A daily ACE Unit team meeting tracks patient progress. This day, nurse practitioner Paula Rupert led the twenty-person meeting, which included ACE Unit staff, Dr. Raji, residents, and students.
“We have big-time issues with this patient,” social worker Diana Reed began.
The patient came in with malnutrition and anemia, accompanied by assorted other ailments. The staff was concerned about whether her husband, who gets around using a walker, could care for her once she was discharged. Nurse Cleo Douglas recounted her talk with the family.
“I told them, ‘This is going to be a tremendous job for you guys,’” Douglas said.
The staff exchanged information about how well another patient was walking, what kind of room lighting another preferred, which relatives would care for the patients when they got home, whether yet another patient needed rehabilitation after discharge, and whether a patient possibly was a victim of elder abuse.

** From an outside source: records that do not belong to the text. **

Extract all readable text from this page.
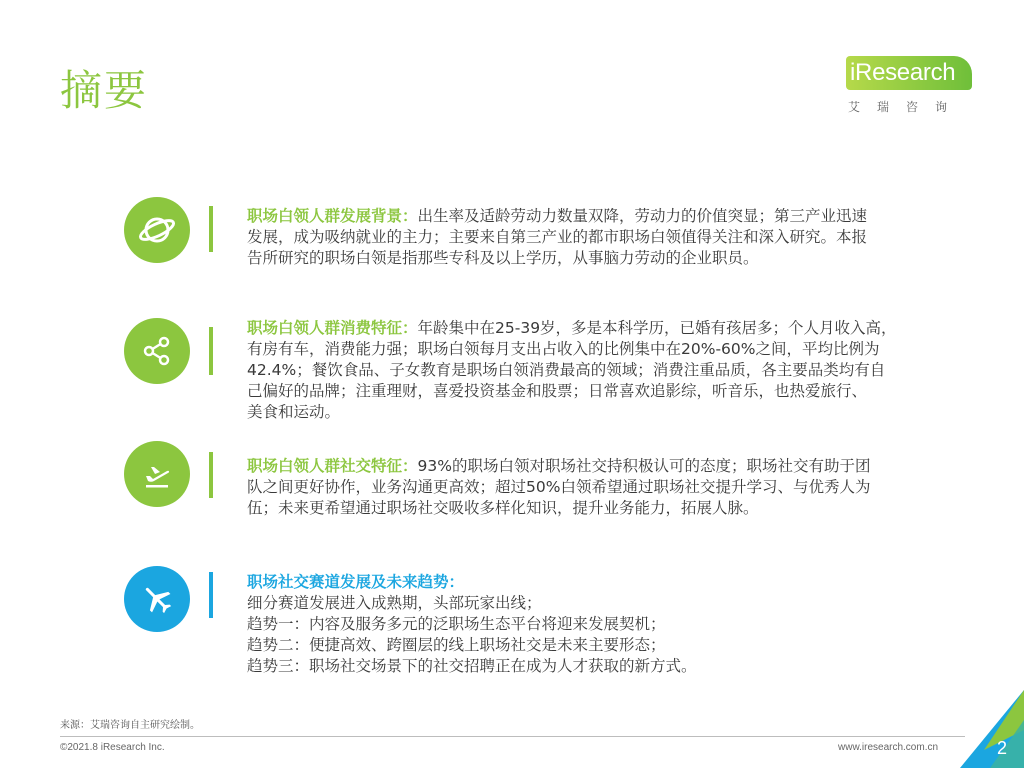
摘要	iResearch
艾瑞咨询
职场白领人群发展背景：出生率及适龄劳动力数量双降，劳动力的价值突显；第三产业迅速
发展，成为吸纳就业的主力；主要来自第三产业的都市职场白领值得关注和深入研究。本报
告所研究的职场白领是指那些专科及以上学历，从事脑力劳动的企业职员。
职场白领人群消费特征：年龄集中在25-39岁，多是本科学历，已婚有孩居多；个人月收入高，
有房有车，消费能力强；职场白领每月支出占收入的比例集中在20%-60%之间，平均比例为
42.4%；餐饮食品、子女教育是职场白领消费最高的领域；消费注重品质，各主要品类均有自
己偏好的品牌；注重理财，喜爱投资基金和股票；日常喜欢追影综，听音乐，也热爱旅行、
美食和运动。
职场白领人群社交特征：93%的职场白领对职场社交持积极认可的态度；职场社交有助于团
队之间更好协作，业务沟通更高效；超过50%白领希望通过职场社交提升学习、与优秀人为
伍；未来更希望通过职场社交吸收多样化知识，提升业务能力，拓展人脉。
职场社交赛道发展及未来趋势：
细分赛道发展进入成熟期，头部玩家出线；
趋势一：内容及服务多元的泛职场生态平台将迎来发展契机；
趋势二：便捷高效、跨圈层的线上职场社交是未来主要形态；
趋势三：职场社交场景下的社交招聘正在成为人才获取的新方式。
来源：艾瑞咨询自主研究绘制。
©2021.8 iResearch Inc.	www.iresearch.com.cn	2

Overall, the ACE Unit slightly reduces the length of hospital stays because the staff identifies geriatric syndromes and social issues that might interfere with patients’ speedy recoveries, said Tyler, who is by training a gerontological nurse practitioner. In fiscal 2002, the average ACE patient stayed seven-tenths of a day less than the government expects for a patient population of the same age, Tyler said.
UTMB’s Sealy Center on Aging helps pay for continuing education for nurses and other ACE Unit staff. Of the seventeen ACE Unit nurses, ten were certified in geriatric nursing as of last July, and two more by the end of 2003. Before UTMB had an ACE unit, only one nurse in the Inpatient Geriatrics Service was certified in geriatrics.
The Sealy & Smith Foundation of Galveston provided a $3.8 million gift to pay for physically refurbishing the part of the hospital now comprising the existing twenty-bed ACE Unit. The foundation recently gave an additional $1 million to expand the ACE Unit to fifty-two beds by 2005.
Patients don’t need any convincing about the unit’s value. UTMB’s ACE Unit has been ranked No. 1 in patient satisfaction among similar units nationwide, according to a comprehensive survey conducted by Press Ganey Associates about everything from the quality of doctors to the temperature of hospital meals.
ACE staff have their own measures of success.
Douglas spots a patient leaving the hospital with his family. Beaming, she yells across the room to him: “Another satisfied customer!”
“That’s the most rewarding thing I see—when I see them leave on their own,” she said.